SOS cautions on dependency

SOS-Rwanda, a charity organisation, has appealed to local communities to assist orphans who now rely mostly on foreign donations.

Thursday, July 30, 2009

SOS-Rwanda, a charity organisation, has appealed to local communities to assist orphans who now rely mostly on foreign donations.

Alfred Munyentwari, the SOS country director made the call yesterday during a press conference held at its headquarters in Kacyiru.

The charity has been depending on external donations for the past 30 years which Munyenwari said, would result into problems when the funding ceases.
 
"The SOS benefactors are calling upon all countries where SOS operates to lay strategies on how they can raise funds locally to support themselves and this is what we are appealing to Rwandans to do,” he said.

The government contributes only13 percent while the foreign donors provide the remaining 87 percent of SOS’s annual budget.

Munyentwari said that every year, donors keep reducing their support and warned that if Rwandans don’t rise up to support the cause, the orphans will soon have no help.

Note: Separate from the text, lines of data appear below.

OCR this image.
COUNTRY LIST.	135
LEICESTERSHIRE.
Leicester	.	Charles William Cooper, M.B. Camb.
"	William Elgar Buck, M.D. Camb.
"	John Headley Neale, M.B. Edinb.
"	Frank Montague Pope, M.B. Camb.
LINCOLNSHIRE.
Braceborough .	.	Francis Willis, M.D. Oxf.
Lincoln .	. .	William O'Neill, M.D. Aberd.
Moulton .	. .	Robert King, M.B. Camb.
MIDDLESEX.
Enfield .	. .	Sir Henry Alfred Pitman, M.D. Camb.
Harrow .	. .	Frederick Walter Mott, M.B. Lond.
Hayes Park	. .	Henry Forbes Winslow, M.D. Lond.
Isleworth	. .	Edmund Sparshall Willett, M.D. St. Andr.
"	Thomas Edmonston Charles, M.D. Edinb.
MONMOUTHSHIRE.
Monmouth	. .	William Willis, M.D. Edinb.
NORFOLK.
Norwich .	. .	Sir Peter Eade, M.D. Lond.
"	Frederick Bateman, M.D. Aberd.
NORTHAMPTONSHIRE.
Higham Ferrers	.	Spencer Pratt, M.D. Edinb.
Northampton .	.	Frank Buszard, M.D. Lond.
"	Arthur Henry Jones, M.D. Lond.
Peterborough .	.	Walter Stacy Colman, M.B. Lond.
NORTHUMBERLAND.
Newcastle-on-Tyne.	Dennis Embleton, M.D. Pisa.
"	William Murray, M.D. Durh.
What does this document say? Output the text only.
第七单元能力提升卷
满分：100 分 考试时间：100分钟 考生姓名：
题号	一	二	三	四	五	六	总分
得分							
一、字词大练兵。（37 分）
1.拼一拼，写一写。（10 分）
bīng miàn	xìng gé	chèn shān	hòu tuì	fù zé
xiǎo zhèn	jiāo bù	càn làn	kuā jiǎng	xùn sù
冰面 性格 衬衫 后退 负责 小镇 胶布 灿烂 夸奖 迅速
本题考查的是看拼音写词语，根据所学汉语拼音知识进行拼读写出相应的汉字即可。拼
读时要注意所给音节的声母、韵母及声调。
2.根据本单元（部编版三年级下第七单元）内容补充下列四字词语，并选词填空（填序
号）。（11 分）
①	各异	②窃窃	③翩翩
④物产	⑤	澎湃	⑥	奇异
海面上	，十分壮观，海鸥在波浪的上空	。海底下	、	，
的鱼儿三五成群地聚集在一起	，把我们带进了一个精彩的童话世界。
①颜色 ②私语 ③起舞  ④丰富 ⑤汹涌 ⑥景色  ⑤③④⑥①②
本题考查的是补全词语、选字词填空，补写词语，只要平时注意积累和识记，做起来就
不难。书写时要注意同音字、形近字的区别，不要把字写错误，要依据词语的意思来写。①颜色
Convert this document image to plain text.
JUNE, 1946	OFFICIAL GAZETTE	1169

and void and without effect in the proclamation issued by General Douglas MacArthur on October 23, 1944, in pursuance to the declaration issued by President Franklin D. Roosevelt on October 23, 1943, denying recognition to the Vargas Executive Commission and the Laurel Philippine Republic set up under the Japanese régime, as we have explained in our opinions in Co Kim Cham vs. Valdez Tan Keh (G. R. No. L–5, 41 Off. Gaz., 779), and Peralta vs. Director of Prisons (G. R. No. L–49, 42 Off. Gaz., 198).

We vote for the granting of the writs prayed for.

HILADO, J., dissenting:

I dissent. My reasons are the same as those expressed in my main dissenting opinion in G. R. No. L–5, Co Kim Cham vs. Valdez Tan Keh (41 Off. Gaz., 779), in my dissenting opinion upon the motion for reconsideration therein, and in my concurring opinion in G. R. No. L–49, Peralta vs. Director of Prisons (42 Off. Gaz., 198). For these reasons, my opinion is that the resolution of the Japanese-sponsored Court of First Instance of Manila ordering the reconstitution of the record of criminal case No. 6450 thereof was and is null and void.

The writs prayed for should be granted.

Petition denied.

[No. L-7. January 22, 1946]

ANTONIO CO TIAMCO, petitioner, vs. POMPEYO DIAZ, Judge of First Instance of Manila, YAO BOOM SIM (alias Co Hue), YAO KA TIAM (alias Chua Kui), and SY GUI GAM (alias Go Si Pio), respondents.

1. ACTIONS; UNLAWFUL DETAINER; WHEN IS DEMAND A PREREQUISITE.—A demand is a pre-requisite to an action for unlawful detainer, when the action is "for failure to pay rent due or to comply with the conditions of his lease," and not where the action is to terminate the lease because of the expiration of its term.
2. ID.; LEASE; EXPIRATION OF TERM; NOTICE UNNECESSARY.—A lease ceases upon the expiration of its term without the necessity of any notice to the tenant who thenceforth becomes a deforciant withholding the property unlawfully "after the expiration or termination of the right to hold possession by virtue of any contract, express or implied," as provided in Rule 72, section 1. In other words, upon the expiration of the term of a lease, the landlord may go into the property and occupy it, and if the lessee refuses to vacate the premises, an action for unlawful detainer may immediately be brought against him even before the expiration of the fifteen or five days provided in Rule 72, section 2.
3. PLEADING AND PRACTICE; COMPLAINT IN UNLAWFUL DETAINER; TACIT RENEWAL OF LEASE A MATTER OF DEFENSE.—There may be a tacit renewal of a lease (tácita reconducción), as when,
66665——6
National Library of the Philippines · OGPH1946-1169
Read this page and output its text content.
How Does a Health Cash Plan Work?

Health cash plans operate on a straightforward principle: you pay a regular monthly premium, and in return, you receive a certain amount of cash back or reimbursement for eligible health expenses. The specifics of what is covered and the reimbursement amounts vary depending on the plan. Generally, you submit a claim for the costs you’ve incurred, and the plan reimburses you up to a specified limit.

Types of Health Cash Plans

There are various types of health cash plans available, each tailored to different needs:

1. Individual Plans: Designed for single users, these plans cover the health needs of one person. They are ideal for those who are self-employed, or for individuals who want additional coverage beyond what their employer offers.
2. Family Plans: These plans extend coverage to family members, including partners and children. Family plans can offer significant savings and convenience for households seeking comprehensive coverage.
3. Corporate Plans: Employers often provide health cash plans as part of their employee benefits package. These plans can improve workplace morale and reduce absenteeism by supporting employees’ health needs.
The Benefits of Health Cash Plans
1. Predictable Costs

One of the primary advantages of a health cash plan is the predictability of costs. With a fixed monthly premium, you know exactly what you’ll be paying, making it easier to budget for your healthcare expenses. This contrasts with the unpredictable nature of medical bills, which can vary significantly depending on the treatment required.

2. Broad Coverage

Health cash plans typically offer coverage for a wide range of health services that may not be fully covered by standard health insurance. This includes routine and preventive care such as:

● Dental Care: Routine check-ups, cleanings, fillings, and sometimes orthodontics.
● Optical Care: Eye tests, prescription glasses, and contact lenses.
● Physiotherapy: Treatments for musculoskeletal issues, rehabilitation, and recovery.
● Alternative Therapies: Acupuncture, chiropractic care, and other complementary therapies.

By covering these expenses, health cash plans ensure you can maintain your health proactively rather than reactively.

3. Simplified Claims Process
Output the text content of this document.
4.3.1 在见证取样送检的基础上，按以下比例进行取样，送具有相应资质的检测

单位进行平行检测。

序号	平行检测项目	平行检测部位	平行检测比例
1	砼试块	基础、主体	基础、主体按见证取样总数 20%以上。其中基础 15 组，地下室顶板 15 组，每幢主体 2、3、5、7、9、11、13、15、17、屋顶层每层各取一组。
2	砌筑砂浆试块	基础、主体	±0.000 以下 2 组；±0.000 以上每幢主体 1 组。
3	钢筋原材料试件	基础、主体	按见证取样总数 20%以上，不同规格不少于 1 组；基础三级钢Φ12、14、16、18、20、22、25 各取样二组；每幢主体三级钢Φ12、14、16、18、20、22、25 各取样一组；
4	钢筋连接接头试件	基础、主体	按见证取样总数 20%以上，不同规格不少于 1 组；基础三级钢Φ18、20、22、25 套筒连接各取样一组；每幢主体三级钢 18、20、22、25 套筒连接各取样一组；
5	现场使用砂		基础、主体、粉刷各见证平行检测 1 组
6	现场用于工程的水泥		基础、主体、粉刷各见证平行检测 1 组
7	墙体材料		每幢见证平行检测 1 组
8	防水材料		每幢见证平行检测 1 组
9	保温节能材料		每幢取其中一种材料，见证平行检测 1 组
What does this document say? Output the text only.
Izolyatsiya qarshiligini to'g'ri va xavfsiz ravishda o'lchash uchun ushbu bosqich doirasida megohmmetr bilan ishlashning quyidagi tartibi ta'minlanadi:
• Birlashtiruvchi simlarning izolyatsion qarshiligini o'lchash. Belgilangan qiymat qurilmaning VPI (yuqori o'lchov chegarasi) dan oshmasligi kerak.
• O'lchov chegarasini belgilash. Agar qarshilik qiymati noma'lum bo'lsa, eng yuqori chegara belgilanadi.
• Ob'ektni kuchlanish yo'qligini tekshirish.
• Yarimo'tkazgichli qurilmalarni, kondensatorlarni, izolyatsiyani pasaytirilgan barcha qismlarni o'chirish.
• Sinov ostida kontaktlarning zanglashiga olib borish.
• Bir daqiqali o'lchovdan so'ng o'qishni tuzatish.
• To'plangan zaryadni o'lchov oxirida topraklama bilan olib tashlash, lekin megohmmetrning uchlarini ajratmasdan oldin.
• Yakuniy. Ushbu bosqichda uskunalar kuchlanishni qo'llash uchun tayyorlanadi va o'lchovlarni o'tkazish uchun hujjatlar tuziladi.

SOS, the world’s largest orphan charity working in 123 countries, started in Rwanda in 1979 with one school.
 
The organisation now has three schools; in Nyamagabe, Gicumbi and in Kigali with 1,889 students in nursery, Primary, secondary and technical schools.

It is also building another school in Kayonza district, Eastern Province, a school that is estimated to cost $3 million.

SOS supports the orphans with all the necessities including shelter, food, clothes and medical care.